A series of 26 children between the ages of 8 months and 15 years (mean age 5 years) underwent transperitoneal laparoscopic pyeloplasty for an obstruction not caused by a crossing vessel. Nineteen had an Anderson-Hynes dismembered pyeloplasty (AH), while the remaining seven had a nondismembered pyeloplasty in a Heineke-Mikulicz fashion (HM). The outcome measures were operative time, length of hospital stay, and resolution of obstruction by ultrasonography and diuretic radionuclide imaging.

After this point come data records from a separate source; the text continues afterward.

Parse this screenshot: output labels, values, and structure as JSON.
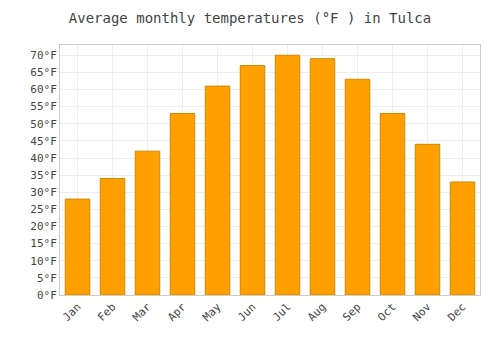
{
  "chart_data": {
    "type": "bar",
    "title": "Average monthly temperatures (°F ) in Tulca",
    "categories": [
      "Jan",
      "Feb",
      "Mar",
      "Apr",
      "May",
      "Jun",
      "Jul",
      "Aug",
      "Sep",
      "Oct",
      "Nov",
      "Dec"
    ],
    "values": [
      28,
      34,
      42,
      53,
      61,
      67,
      70,
      69,
      63,
      53,
      44,
      33
    ],
    "color": "#FFA000",
    "ylim": [
      0,
      73
    ],
    "yticks": [
      {
        "value": 0,
        "label": "0°F"
      },
      {
        "value": 5,
        "label": "5°F"
      },
      {
        "value": 10,
        "label": "10°F"
      },
      {
        "value": 15,
        "label": "15°F"
      },
      {
        "value": 20,
        "label": "20°F"
      },
      {
        "value": 25,
        "label": "25°F"
      },
      {
        "value": 30,
        "label": "30°F"
      },
      {
        "value": 35,
        "label": "35°F"
      },
      {
        "value": 40,
        "label": "40°F"
      },
      {
        "value": 45,
        "label": "45°F"
      },
      {
        "value": 50,
        "label": "50°F"
      },
      {
        "value": 55,
        "label": "55°F"
      },
      {
        "value": 60,
        "label": "60°F"
      },
      {
        "value": 65,
        "label": "65°F"
      },
      {
        "value": 70,
        "label": "70°F"
      }
    ],
    "grid": true
  }
}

The mean operative time was 3.1 hours and 2.5 hours for AH and HM, respectively. No difference in hospital stay was noted, with a mean of 3 days. The stent was removed 6 weeks later. Four of the seven patients having nondismembered procedures presented with acute flank pain within 3 days of stent removal. The AH pyeloplasty produced a 94% rate of resolution of UPJ obstruction, while the HM patients did poorly, with a success rate of only 43% (P = 0.002; Fisher's exact test).
We believe that for UPJ obstructions in children not involving a crossing vessel, laparoscopic dismembered (AH) pyeloplasty may be considered a safe alternative.
腹腔镜离断性肾盂成形术是治疗小儿肾盂输尿管连接部(UPJ)梗阻的一种可接受的选择。我们将我们的结果与离断性和非离断性腹腔镜肾盂成形术的结果进行了比较。
26例年龄在8个月至15岁(平均年龄5岁)之间的儿童因非交叉血管引起的梗阻接受了经腹腹腔镜肾盂成形术。19例行安德森-海恩斯离断性肾盂成形术(AH),其余7例行海涅克-米库利兹式非离断性肾盂成形术(HM)。观察指标为手术时间、住院时间,以及通过超声和利尿放射性核素显像判断梗阻是否解除。
AH组和HM组的平均手术时间分别为3.1小时和2.5小时。住院时间无差异,平均为3天。6周后取出支架。7例行非离断性手术的患者中有4例在取出支架后3天内出现急性胁腹痛。AH肾盂成形术解除UPJ梗阻的成功率为94%,而HM组患者效果较差,成功率仅为43%(P = 0.002;Fisher精确检验)。
我们认为,对于小儿不涉及交叉血管的UPJ梗阻,腹腔镜离断性(AH)肾盂成形术可被视为一种安全的选择。